L’essence-existentielle (pour ainsi dire) dont nous parle l’auteur de « La nausée » peine à nous faire décoller du réflexe de « vivre pour vivre », ne parvient pas aussi simplement à nous délester de notre part animale, d’où les conflits en tous genres, l’horreur de souffrir, la peur de mourir à ses idées, de mourir à soi, à son identité, de mourir tout court.

Permettez-moi de poser une question : « Pourquoi diable certaines théories apparaissent-elles dans les pays les plus développés technologiquement ? » Devrions-nous répondre tout de go : « Parce que ce sont les régions du monde les plus affranchies des doctrines essentialistes ; que celles-ci soient religieuses, philosophiques ou politiques ; parce que la technologie, et plus précisément son incessante évolution, est bien la preuve que l’être humain n’est pas assigné à une résidence ‘naturelle’, qu’il lui suffit de désirer très fort de voler par exemple pour inventer l’avion » ? Cette réponse ne nous ferait-elle pas prendre le risque d’établir une hiérarchie dangereuse entre les peuples dont certains pourraient être qualifiés de « retardataires » ?  Attention ! Ethnocentricité à l’horizon…

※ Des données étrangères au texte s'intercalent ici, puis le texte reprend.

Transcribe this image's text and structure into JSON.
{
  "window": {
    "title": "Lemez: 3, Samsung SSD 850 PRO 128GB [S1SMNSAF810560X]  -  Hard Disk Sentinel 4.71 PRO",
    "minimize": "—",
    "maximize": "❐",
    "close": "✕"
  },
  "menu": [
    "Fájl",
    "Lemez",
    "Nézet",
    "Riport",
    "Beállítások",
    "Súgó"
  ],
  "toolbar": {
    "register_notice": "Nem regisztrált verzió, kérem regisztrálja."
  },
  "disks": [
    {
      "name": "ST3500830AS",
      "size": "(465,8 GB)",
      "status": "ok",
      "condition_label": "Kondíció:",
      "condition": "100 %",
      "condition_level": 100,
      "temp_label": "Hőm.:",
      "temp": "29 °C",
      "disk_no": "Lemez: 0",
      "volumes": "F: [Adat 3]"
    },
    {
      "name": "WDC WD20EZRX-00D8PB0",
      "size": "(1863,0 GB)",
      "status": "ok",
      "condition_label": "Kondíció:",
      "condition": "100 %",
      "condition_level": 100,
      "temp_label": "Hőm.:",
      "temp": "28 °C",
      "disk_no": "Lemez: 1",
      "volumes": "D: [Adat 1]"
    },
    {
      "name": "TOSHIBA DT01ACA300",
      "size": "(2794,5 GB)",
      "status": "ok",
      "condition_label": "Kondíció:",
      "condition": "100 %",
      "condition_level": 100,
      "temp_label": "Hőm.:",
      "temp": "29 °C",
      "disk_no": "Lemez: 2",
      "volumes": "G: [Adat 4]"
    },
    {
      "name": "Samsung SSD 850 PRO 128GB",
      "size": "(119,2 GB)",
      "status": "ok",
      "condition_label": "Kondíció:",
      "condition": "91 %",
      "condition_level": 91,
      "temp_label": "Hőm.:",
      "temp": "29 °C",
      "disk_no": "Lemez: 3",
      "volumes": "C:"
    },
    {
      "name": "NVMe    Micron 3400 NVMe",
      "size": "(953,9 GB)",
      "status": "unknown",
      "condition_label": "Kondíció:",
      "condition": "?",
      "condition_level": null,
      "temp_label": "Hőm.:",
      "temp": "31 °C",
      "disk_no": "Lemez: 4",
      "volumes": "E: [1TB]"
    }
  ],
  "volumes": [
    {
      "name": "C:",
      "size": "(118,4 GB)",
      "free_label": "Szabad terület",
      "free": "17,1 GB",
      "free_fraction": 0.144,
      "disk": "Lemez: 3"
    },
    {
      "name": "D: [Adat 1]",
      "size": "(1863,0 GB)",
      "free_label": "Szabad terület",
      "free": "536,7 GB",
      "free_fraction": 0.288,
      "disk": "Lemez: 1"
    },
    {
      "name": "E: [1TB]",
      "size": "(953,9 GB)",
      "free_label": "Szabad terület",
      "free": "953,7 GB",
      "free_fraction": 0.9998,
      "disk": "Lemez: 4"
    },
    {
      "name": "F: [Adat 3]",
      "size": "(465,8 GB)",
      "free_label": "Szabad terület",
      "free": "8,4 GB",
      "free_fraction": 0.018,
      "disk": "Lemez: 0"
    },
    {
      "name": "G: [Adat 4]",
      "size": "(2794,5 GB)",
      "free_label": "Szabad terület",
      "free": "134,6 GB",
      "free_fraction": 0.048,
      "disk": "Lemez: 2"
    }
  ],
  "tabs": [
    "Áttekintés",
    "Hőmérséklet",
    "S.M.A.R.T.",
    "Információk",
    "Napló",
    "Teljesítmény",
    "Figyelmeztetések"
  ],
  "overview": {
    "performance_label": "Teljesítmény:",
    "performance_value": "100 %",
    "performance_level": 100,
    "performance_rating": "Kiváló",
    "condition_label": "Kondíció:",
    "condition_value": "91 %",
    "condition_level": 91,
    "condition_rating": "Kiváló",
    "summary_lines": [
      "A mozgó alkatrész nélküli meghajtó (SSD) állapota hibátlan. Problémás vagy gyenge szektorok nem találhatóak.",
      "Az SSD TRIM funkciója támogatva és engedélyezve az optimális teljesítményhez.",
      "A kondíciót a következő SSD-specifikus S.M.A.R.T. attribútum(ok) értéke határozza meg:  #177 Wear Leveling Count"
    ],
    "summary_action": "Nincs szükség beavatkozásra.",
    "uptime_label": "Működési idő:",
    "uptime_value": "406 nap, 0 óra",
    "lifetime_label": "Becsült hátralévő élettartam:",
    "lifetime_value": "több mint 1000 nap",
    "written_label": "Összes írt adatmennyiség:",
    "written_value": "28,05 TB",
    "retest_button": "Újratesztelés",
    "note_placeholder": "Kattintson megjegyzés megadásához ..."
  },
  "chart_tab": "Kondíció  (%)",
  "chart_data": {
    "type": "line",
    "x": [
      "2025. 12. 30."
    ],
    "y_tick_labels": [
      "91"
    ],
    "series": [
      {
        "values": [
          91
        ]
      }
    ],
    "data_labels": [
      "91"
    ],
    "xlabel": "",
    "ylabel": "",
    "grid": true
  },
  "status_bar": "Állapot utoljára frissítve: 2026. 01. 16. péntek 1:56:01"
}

Certes donc l’être humain n’est-il pas prédéterminé par une essence qui le clorait, mais de là à dire que son existence est première, il y a un pas que je ne ferai pas. Ne pas aller plus vite que la musique me paraît être de bon conseil. Dans le mouvement même de son « Being in process » existent des « étapes » parfois très longues au regard d’une vie humaine, et ce sont elles qui nous font accroire à une manière d’essence d’où naissent des clichés sur tel ou tel peuple, et désormais, au sujet de l’homme ou de la femme.

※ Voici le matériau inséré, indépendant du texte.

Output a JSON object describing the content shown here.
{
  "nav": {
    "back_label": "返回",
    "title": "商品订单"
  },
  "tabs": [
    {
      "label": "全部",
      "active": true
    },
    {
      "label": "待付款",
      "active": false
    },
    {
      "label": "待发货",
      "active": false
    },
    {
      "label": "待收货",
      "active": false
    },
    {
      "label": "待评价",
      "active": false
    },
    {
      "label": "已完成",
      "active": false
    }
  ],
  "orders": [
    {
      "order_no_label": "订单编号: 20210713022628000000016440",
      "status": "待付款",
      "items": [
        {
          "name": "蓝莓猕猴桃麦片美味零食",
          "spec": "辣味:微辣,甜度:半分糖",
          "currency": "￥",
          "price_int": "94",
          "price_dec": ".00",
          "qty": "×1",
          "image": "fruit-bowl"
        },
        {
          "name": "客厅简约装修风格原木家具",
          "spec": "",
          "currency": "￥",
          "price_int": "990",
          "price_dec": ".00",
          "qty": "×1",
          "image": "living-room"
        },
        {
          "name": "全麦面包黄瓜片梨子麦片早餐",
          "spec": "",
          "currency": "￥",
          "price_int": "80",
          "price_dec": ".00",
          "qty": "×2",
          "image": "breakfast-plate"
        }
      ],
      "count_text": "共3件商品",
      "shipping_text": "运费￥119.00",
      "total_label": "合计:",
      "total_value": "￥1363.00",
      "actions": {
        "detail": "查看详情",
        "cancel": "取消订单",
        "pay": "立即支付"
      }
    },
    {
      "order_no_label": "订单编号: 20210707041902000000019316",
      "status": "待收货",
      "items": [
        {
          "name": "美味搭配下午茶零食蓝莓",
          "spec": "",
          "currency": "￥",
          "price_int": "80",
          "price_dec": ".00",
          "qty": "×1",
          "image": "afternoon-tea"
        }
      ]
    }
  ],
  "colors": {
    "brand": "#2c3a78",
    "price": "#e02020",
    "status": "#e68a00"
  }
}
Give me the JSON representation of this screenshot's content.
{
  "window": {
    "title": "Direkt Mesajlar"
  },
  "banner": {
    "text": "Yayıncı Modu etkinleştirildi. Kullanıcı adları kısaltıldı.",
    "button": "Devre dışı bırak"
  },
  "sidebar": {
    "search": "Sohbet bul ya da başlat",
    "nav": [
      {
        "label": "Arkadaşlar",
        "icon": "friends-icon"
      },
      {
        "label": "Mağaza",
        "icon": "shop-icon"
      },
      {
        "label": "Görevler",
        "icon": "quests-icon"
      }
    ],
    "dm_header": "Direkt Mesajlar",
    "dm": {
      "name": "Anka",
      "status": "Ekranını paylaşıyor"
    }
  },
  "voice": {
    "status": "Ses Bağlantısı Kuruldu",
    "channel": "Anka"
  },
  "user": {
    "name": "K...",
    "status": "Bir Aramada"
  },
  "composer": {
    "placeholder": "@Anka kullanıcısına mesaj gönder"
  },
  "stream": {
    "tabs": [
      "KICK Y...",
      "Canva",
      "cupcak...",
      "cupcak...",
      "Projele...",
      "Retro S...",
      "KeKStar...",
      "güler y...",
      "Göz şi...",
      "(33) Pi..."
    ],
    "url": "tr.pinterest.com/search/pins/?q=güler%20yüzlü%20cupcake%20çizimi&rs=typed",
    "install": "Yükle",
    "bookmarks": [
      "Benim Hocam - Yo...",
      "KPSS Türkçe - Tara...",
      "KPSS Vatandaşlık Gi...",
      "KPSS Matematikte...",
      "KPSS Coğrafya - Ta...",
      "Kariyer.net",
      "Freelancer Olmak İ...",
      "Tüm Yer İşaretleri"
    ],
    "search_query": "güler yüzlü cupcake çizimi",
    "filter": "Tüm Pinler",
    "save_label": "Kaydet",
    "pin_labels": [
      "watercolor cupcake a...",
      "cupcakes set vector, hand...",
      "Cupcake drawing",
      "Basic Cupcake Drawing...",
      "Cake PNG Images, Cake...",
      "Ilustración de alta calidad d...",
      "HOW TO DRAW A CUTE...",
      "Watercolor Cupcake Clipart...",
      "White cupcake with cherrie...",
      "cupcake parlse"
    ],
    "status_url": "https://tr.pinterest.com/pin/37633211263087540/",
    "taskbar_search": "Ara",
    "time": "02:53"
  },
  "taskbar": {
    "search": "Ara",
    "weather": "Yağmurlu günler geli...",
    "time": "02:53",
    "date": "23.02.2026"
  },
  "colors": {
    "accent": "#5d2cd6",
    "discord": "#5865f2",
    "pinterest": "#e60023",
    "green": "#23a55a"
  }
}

Le fait que nous soyons susceptibles d’évolution, et d’évolution volontaire, ne nous autorise pas à compter sans l’l’histoire qui ne s’écrit pas qu’avec des pages blanches dans la mesure où elle part de loin; l’histoire et son pas incertain, l’histoire et son court empêché par les croyances de chacun ; croyances dont le propre est de se prendre pour la vérité, alors qu’elles ne sont en droit que des moments.

© Thierry Aymès

À DÉFAUT D’OR…

De bon matin, sous la douche, je me suis formulé une règle que je trouve moins ambiguë que la très connue : « Tu aimeras ton prochain comme toi-même » Lévitique (Lv 19,18). Le présupposé de cette « loi comportementale » est très clair ; je suis censé m’aimer. Mais est-ce si certain ? Mon instinct animal me portera très naturellement à me prioriser en cas de danger imminent, mais puis-je en conclure l’amour de moi-même ? Je ne le pense pas.

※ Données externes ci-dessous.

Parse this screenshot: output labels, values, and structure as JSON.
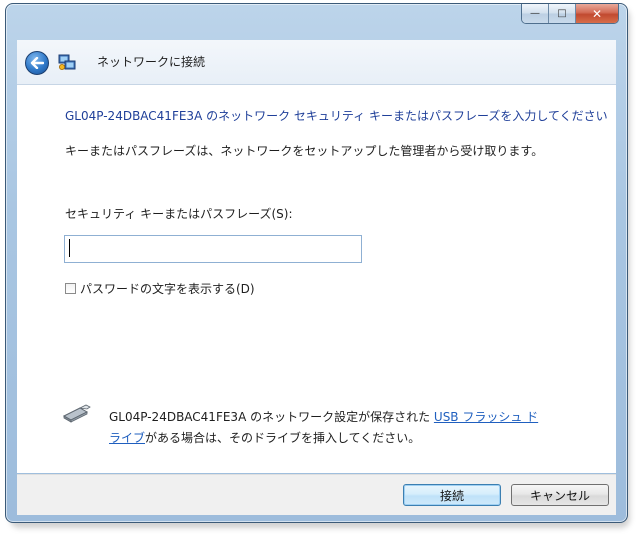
{
  "window": {
    "title": "ネットワークに接続",
    "controls": {
      "minimize": "—",
      "maximize": "□",
      "close": "✕"
    }
  },
  "dialog": {
    "heading": "GL04P-24DBAC41FE3A のネットワーク セキュリティ キーまたはパスフレーズを入力してください",
    "description": "キーまたはパスフレーズは、ネットワークをセットアップした管理者から受け取ります。",
    "key_label": "セキュリティ キーまたはパスフレーズ(S):",
    "key_value": "",
    "show_chars_label": "パスワードの文字を表示する(D)",
    "show_chars_checked": false,
    "usb_text_prefix": "GL04P-24DBAC41FE3A のネットワーク設定が保存された ",
    "usb_link": "USB フラッシュ ドライブ",
    "usb_text_suffix": "がある場合は、そのドライブを挿入してください。"
  },
  "buttons": {
    "connect": "接続",
    "cancel": "キャンセル"
  },
  "icons": {
    "back": "back-arrow-icon",
    "network": "network-icon",
    "usb": "usb-drive-icon"
  },
  "colors": {
    "heading": "#1f3f99",
    "link": "#1f5fbf",
    "frame": "#a9c6e2"
  }
}
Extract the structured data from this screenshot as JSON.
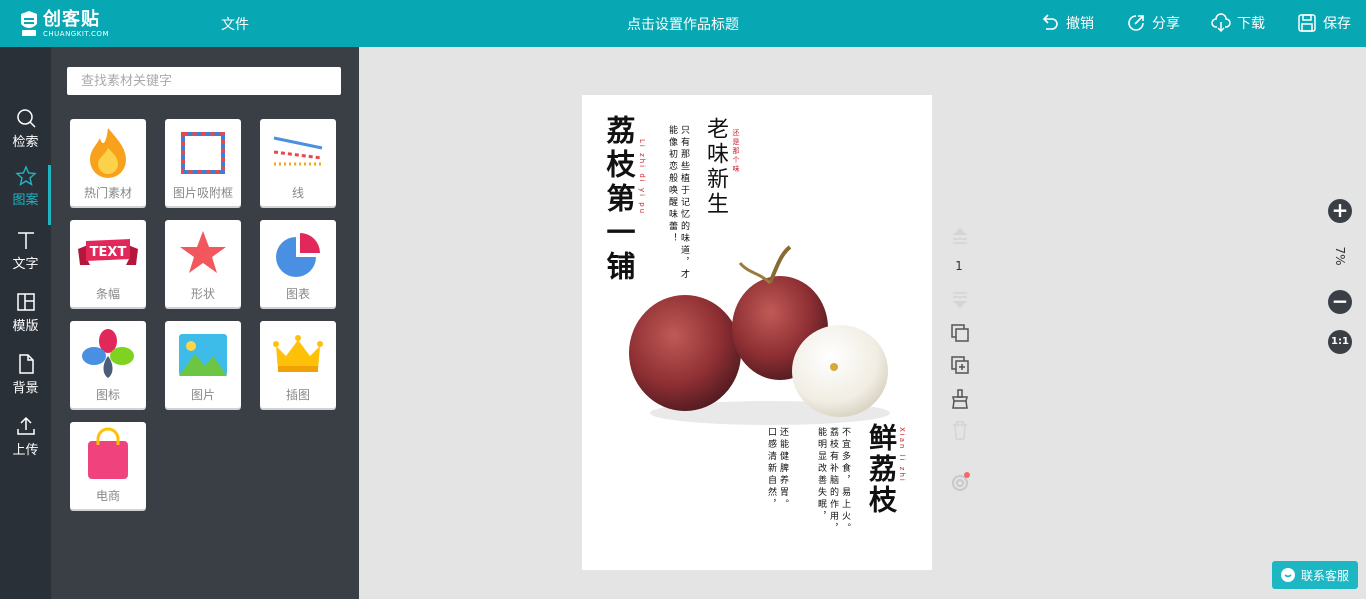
{
  "topbar": {
    "logo_main": "创客贴",
    "logo_sub": "CHUANGKIT.COM",
    "file_menu": "文件",
    "doc_title": "点击设置作品标题",
    "undo": "撤销",
    "share": "分享",
    "download": "下载",
    "save": "保存"
  },
  "nav": {
    "items": [
      {
        "label": "检索",
        "icon": "search-icon"
      },
      {
        "label": "图案",
        "icon": "star-icon"
      },
      {
        "label": "文字",
        "icon": "text-icon"
      },
      {
        "label": "模版",
        "icon": "template-icon"
      },
      {
        "label": "背景",
        "icon": "background-icon"
      },
      {
        "label": "上传",
        "icon": "upload-icon"
      }
    ],
    "active_index": 1
  },
  "panel": {
    "search_placeholder": "查找素材关键字",
    "tiles": [
      {
        "label": "热门素材"
      },
      {
        "label": "图片吸附框"
      },
      {
        "label": "线"
      },
      {
        "label": "条幅"
      },
      {
        "label": "形状"
      },
      {
        "label": "图表"
      },
      {
        "label": "图标"
      },
      {
        "label": "图片"
      },
      {
        "label": "插图"
      },
      {
        "label": "电商"
      }
    ]
  },
  "canvas": {
    "title_main": "荔枝第一铺",
    "pinyin_main": "Li zhi di yi pu",
    "title_sub1": "老味新生",
    "pinyin_sub1": "还是那个味",
    "text_block1": "只有那些植于记忆的味道，才能像初恋般唤醒味蕾！",
    "title_sub2": "鲜荔枝",
    "pinyin_sub2": "Xian li zhi",
    "text_block2": "还能健脾养胃。口感清新自然，",
    "text_block3": "不宜多食，易上火。荔枝有补脑的作用，能明显改善失眠，",
    "banner_text": "TEXT"
  },
  "tools": {
    "page_number": "1",
    "zoom_level": "7%",
    "zoom_reset": "1:1"
  },
  "contact": {
    "label": "联系客服"
  },
  "colors": {
    "brand": "#07a7b3",
    "nav_bg": "#2a3038",
    "panel_bg": "#3a3f46",
    "accent_red": "#c8202c"
  }
}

Il n’est que de regarder autour de soi pour s’assurer que chacun, à quelques très rares exceptions près, n’est pas nécessairement dans une relation amicale avec lui-même, quand il est par ailleurs tout à fait susceptible de se sauver plutôt qu’un autre dans une situation d’urgence. « Aime ton prochain comme toi-même ! » pourrait alors résonner comme un passeport pour la maltraitance d’autrui, si je ne me traite pas bien moi-même.

Sans doute est-ce pour cette raison que cette autre injonction bienveillante est venue à mon esprit, alors que je me délectais d’un jet puissant d’eau chaude sur mes épaules : « Au minimum, veillez à autoriser à autrui ce que vous vous autorisez à vous-même ».

Ici, le commandement ne porte pas sur l’amour (la plupart des gens ne comprennent pas que l’on puisse « ordonner d’aimer », l’amour appartenant, dans leur esprit, à l’ordre sentimental), mais plutôt sur l’état d’une veille orientée vers une égalité, y compris dans la médiocrité.

Si tu passes ton temps devant la télé, ne reproche pas à ton épouse de faire de même. Quel que soit ton excès, ton défaut, ta difficulté à contrôler une disparité quelconque, n’en fais le reproche à quiconque en serait également l’acteur plus ou moins conscient.

Pour ce qui est du « Au minimum » introductif, il sous-entend que chacun peut au cas échéant faire plus ou mieux, mais que « veiller à cette justice-là » serait déjà pas mal.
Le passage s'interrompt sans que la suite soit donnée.